This is an early work in progress. More will show up over time as I remember to write them down.
-Use simple shapes whenever possible. Spheres and capsules are fastest followed by (TODO: measurement required) cylinders, cones, boxes, and finally convex hulls. While convex hulls are not slow in an absolute sense, convex hull contact generation can be an order of magnitude slower than some of the extremely fast simpler shapes.
-If you need to use a convex hull, use the minimum number of vertices needed to approximate the shape. The cost of hull collision detection is proportional to their complexity.
-For mobile concave shapes, first make sure they really need to be concave. Whenever you can get away with a simple convex shape, do so. If there's no choice, prefer using a compound of a minimum number of simple shapes like spheres and capsules rather than convex hulls (as per the earlier tip).
-If you really, definitely need a mobile mesh, especially one that needs to collide with other meshes, spend a while confirming that you really, definitely, seriously need it and there is no other option, and then use a compound of simple shapes instead.

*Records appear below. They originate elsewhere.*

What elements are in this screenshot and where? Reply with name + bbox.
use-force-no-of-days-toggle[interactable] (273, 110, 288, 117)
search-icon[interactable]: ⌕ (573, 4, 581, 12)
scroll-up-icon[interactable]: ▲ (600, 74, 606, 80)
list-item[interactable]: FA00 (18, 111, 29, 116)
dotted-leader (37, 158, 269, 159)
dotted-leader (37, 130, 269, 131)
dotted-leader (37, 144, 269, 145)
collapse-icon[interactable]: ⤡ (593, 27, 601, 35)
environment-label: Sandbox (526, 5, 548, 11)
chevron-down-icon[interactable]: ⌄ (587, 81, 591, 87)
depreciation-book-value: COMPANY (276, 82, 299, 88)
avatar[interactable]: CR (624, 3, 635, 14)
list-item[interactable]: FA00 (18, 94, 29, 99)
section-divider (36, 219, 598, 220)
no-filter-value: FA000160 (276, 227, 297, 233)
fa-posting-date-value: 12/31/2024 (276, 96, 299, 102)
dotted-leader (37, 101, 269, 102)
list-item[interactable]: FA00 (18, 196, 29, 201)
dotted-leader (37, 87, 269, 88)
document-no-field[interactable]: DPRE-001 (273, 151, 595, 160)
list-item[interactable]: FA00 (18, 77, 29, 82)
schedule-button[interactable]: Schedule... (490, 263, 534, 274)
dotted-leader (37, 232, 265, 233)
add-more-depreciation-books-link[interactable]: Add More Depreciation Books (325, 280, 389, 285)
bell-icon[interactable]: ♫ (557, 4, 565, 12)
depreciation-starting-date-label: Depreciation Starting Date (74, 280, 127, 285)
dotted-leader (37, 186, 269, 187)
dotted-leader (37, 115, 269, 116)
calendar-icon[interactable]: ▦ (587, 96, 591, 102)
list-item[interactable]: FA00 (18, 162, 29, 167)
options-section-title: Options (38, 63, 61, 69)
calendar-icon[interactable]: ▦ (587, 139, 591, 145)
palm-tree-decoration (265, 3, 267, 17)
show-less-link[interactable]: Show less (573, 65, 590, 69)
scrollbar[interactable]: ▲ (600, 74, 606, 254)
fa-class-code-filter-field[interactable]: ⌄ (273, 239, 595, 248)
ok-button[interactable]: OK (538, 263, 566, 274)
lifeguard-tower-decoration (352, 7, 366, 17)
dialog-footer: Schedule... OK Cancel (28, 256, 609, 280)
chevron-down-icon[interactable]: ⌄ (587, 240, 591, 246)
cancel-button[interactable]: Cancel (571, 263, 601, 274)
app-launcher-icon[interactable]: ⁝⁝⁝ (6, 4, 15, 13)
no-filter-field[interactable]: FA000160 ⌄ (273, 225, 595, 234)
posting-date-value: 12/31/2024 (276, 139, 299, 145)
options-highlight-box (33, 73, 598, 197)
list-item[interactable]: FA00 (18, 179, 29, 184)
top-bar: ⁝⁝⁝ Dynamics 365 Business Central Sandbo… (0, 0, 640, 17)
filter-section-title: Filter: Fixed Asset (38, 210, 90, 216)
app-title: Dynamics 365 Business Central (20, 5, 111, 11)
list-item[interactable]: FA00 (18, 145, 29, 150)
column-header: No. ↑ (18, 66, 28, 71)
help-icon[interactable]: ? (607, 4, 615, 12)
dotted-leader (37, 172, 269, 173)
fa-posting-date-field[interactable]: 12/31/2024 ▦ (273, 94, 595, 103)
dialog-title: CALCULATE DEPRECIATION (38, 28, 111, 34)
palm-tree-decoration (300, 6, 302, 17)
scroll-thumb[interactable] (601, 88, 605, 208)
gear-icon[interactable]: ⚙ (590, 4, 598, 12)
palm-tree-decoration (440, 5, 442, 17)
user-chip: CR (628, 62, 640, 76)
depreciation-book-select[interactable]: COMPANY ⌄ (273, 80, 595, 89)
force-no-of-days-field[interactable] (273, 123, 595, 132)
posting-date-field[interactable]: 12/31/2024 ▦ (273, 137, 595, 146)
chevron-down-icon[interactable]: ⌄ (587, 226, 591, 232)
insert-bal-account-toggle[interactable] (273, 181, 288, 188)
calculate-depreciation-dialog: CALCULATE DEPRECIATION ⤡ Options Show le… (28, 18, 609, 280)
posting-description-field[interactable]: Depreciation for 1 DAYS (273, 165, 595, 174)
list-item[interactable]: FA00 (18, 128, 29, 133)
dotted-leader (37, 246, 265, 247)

-Okay, so maybe you actually truly really seriously need an actual mobile mesh. Keep the number of triangles to the minimum necessary to approximate the desired shape, and try to keep the triangles fairly uniform in size. Long sliver-like triangles can end up with large and inefficient bounding boxes. Static meshes follow the same optimization guidelines.
-Reuse shapes when convenient. In particular, avoid creating tons of duplicate convex hulls. They are much larger than the other types. Both the required memory bandwidth and cache size can become a bottleneck during the narrow phase.
-Prefer using the same shape types when convenient. The narrow phase works on batches of same-type collision pairs at a time. By using a lot of the same types, the narrow phase can get better SIMD efficiency. (This is a fairly minor effect. If you kinda want to use a cylinder for something even though you haven't used them anywhere else, don't feel too bad about it.)
-Try using the minimum number of iterations sufficient to retain stability. The cost of the solver stage is linear with the number of iterations, and some simulations can get by with very few.
-Watch out when there are a large number of constraints associated with a single body. The solver cannot solve multiple constraints affecting the same body at the same time, potentially limiting both SIMD and multicore parallelism. 300 characters on a spaceship represented as a single body may cause a sequentialization bottleneck. If this appears to be a dominant cost, consider splitting the offending body into multiple pieces. (This tip should become unnecessary once the jacobi fallback solver is available.)